Западная Трансильвания. За последние несколько десятков лет шахтерами в городке Оттосдал в Западном Трансваале, Ю.Африка, найдены сотни металлических сфер, а) изготовленных из твердого голубого металла с белыми пятнами, б) полые шары с белым пористым центром. Волокнистая структура внутри и оболочка вокруг чрезвычайно тверды – невозможно поцарапать сталью. Возраст – 2800 млн.лет, т.е. 2,8 миллиарда лет. (Возраст Земли – около 6 млрд. лет. А «кроманьоньский человек» – не более 40 тыс.лет.) 

Разумное обьяснение – предыдущие цивилизации земного и не обязательно земного происхождения. 
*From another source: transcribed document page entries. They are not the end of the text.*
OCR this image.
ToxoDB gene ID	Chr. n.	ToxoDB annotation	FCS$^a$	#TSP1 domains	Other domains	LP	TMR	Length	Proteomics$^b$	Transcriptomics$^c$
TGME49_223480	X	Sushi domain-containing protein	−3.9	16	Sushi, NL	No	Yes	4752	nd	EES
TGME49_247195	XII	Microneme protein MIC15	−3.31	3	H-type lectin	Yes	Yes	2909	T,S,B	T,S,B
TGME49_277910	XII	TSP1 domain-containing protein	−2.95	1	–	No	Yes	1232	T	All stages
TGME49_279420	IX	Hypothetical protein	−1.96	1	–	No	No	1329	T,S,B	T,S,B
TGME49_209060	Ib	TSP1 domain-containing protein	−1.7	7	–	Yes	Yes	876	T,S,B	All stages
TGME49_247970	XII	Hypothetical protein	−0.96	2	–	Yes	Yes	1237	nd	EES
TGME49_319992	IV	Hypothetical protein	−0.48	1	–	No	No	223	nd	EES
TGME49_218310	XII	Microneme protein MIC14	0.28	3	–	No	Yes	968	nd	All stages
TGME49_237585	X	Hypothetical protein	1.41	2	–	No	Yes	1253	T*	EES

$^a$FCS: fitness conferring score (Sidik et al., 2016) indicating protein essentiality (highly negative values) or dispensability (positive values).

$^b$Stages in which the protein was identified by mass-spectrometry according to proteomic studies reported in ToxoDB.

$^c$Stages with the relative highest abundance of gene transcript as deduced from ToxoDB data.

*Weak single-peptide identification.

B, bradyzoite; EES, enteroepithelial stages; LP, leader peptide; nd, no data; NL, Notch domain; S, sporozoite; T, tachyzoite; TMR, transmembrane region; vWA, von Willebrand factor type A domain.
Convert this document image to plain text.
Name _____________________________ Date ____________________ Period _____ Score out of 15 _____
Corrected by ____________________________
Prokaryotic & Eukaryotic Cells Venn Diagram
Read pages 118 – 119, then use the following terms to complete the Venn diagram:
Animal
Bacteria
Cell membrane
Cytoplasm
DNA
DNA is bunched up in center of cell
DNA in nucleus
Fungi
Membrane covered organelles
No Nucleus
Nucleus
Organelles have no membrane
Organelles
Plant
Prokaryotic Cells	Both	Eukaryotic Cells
Можно отметить информацию по телевидению : 12.02.2000, 11-13, ТВЦ, «События». Проект «Чандар»: сотрудники Башкирского государственного университета сообщили о находке рельефных топографических карт, выгравированных на многослойном камне, которые могли быть нанесены только по данным сьемок с большой высоты. Возраст находок - около 50-120 млн. лет. 

Если все это так, или хотя бы одно из этого, то изложенные факты являются фундаментальными : раз время существования разумной жизни на Земле окажется того же масштаба, что и время существования нашей вселенной (а это десяток миллиардов лет по земным часам), то это означает, что процесс возникновения разумной жизни на Земле мог быть только общекосмическим, а ее развитие проходило через множество цивилизаций. 

К свидетельствам существования протоцивилизаций, отличающихся от нашей физическими, биологическими параметрами, знаниями, интеллектом, технологическими способностями, можно отнести известные «циклопические» сооружения : сфинкса и египетские пирамиды, пирамиды в Мексике, «истуканов» на о. Пасхи, монументальные постройки в Андах и др.. 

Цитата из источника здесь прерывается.